Agriculture and Cooperatives Ministry permanent secretary Theerapat Prayunrasiddhi said the ministry had ordered the Royal Irrigation Department (RID) to inform farmers in the Chao Phraya River Basin about the water situation in order to encourage them not to grow the dry-season rice crop.
Theerapat said the water available in the four major dams in the Chao Phraya River Basin – Bhumibol, Sirikit, Kwai Noi and Pasak Jolasid had only 3,006 million cubic metres as of yesterday, which was very low.
He said the RID, the Water Consumer Committee, irrigation volunteers and other authorities would meet with farmers to inform them about the water shortage, so that they will avoid the dry-season rice crop especially because of the high risk of failure of the crop due to water shortages. “I would like to inform all farmers and water users in the Chao Phraya River Basin that we do not have enough water for the dry-season crop, because the available water will be needed for domestic consumption. Irrigation Department officers will try to create understanding among water consumers about the water-management plan during the upcoming dry season,” he said.
Despite the warning, it was reported that the dry-season rice crop had already been planted in 500,000 rai (80,000 hectares) of the overall 10.7 million rai of paddy fields in the Chao Phraya River Basin.

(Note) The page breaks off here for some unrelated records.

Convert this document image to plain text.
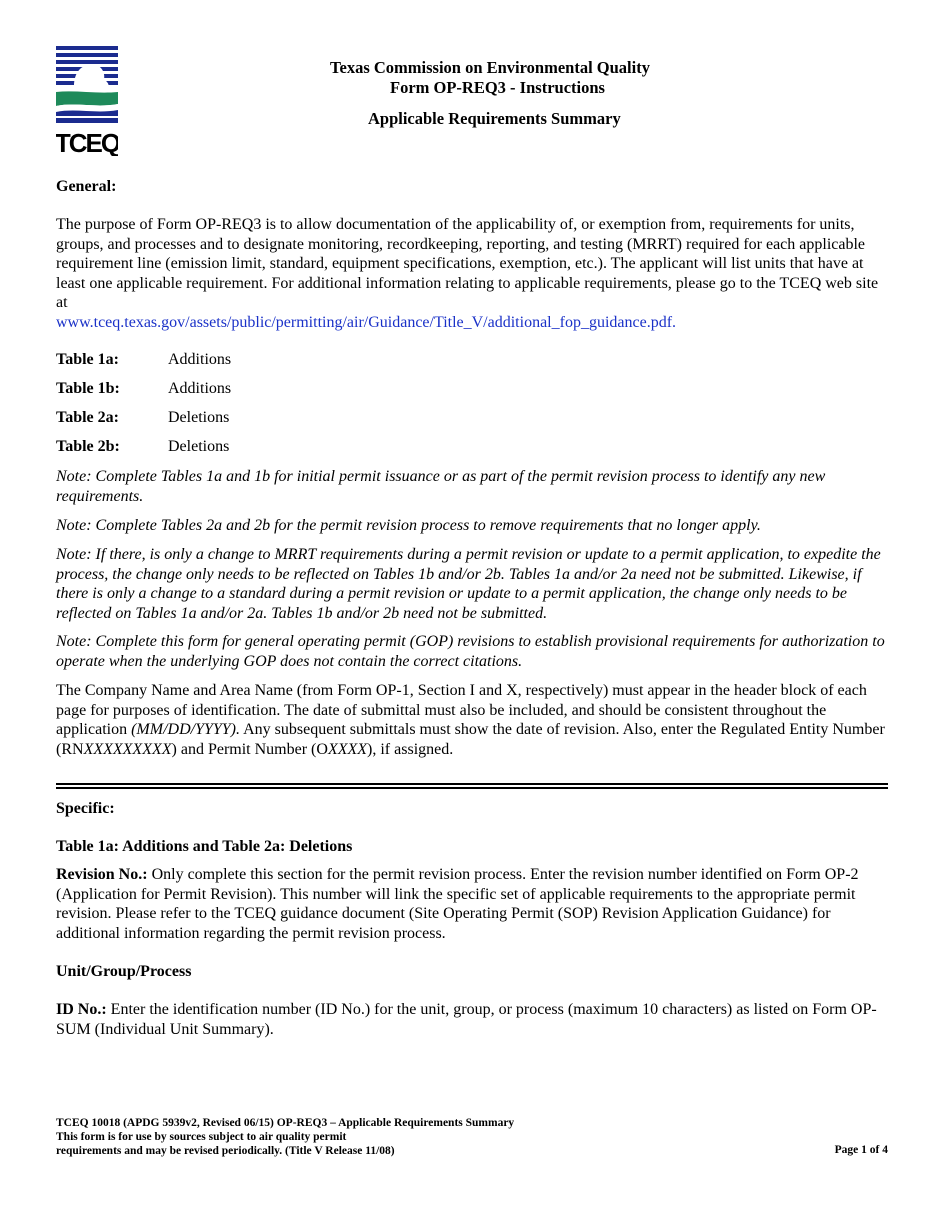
TCEQ
Texas Commission on Environmental Quality
Form OP-REQ3 - Instructions
Applicable Requirements Summary
General:
The purpose of Form OP-REQ3 is to allow documentation of the applicability of, or exemption from, requirements for units, groups, and processes and to designate monitoring, recordkeeping, reporting, and testing (MRRT) required for each applicable requirement line (emission limit, standard, equipment specifications, exemption, etc.). The applicant will list units that have at least one applicable requirement. For additional information relating to applicable requirements, please go to the TCEQ web site at
www.tceq.texas.gov/assets/public/permitting/air/Guidance/Title_V/additional_fop_guidance.pdf.
Table 1a:	Additions
Table 1b:	Additions
Table 2a:	Deletions
Table 2b:	Deletions
Note: Complete Tables 1a and 1b for initial permit issuance or as part of the permit revision process to identify any new requirements.
Note: Complete Tables 2a and 2b for the permit revision process to remove requirements that no longer apply.
Note: If there, is only a change to MRRT requirements during a permit revision or update to a permit application, to expedite the process, the change only needs to be reflected on Tables 1b and/or 2b. Tables 1a and/or 2a need not be submitted. Likewise, if there is only a change to a standard during a permit revision or update to a permit application, the change only needs to be reflected on Tables 1a and/or 2a. Tables 1b and/or 2b need not be submitted.
Note: Complete this form for general operating permit (GOP) revisions to establish provisional requirements for authorization to operate when the underlying GOP does not contain the correct citations.
The Company Name and Area Name (from Form OP-1, Section I and X, respectively) must appear in the header block of each page for purposes of identification. The date of submittal must also be included, and should be consistent throughout the application (MM/DD/YYYY). Any subsequent submittals must show the date of revision. Also, enter the Regulated Entity Number (RNXXXXXXXXX) and Permit Number (OXXXX), if assigned.
Specific:
Table 1a: Additions and Table 2a: Deletions
Revision No.: Only complete this section for the permit revision process. Enter the revision number identified on Form OP-2 (Application for Permit Revision). This number will link the specific set of applicable requirements to the appropriate permit revision. Please refer to the TCEQ guidance document (Site Operating Permit (SOP) Revision Application Guidance) for additional information regarding the permit revision process.
Unit/Group/Process
ID No.: Enter the identification number (ID No.) for the unit, group, or process (maximum 10 characters) as listed on Form OP-SUM (Individual Unit Summary).
TCEQ 10018 (APDG 5939v2, Revised 06/15) OP-REQ3 – Applicable Requirements Summary
This form is for use by sources subject to air quality permit
requirements and may be revised periodically. (Title V Release 11/08)	Page 1 of 4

While a water shortage was also reported in the Western region, Thanarath Pummakasikorn, the director of Srinagarindra Dam, said that as of yesterday available water in the dam was only 2,294 million cubic metres, while available water in the Vajiralongkorn Dam was only 2,274 million cubic metres.
“According to the data, the water level is lesser now than in previous years. We face a critical water shortage and we can no longer provide water to the agricultural sector,” Thanarath said.
He asked water users in seven provinces of the Mae Klong River Basin to use water wisely and encouraged farmers to cultivate crops that require less water.
Speaking at a forum ‘Road map to the future of water management’ organised by NOW26 channel yesterday, Wiwat Salyakamthorn, Agri-Nature Foundation president, advised that farmers in the irrigation area should adjust their production to suit the changing climate because the 20 per cent farmers in the irrigation area are the ones who suffer the most from drought.
“During a drought, we see that 80 per cent of farmers outside the irrigation area can adjust well to the situation because they are familiar with water shortages and can change their production pattern, unlike those in the irrigation areas who are used to easy access to water,” Wiwat said. He concluded that the farmers needed to help themselves during drought, as the government cannot provide help to everyone. He urged them to learn mixed farming and have their own water reservoir on their land.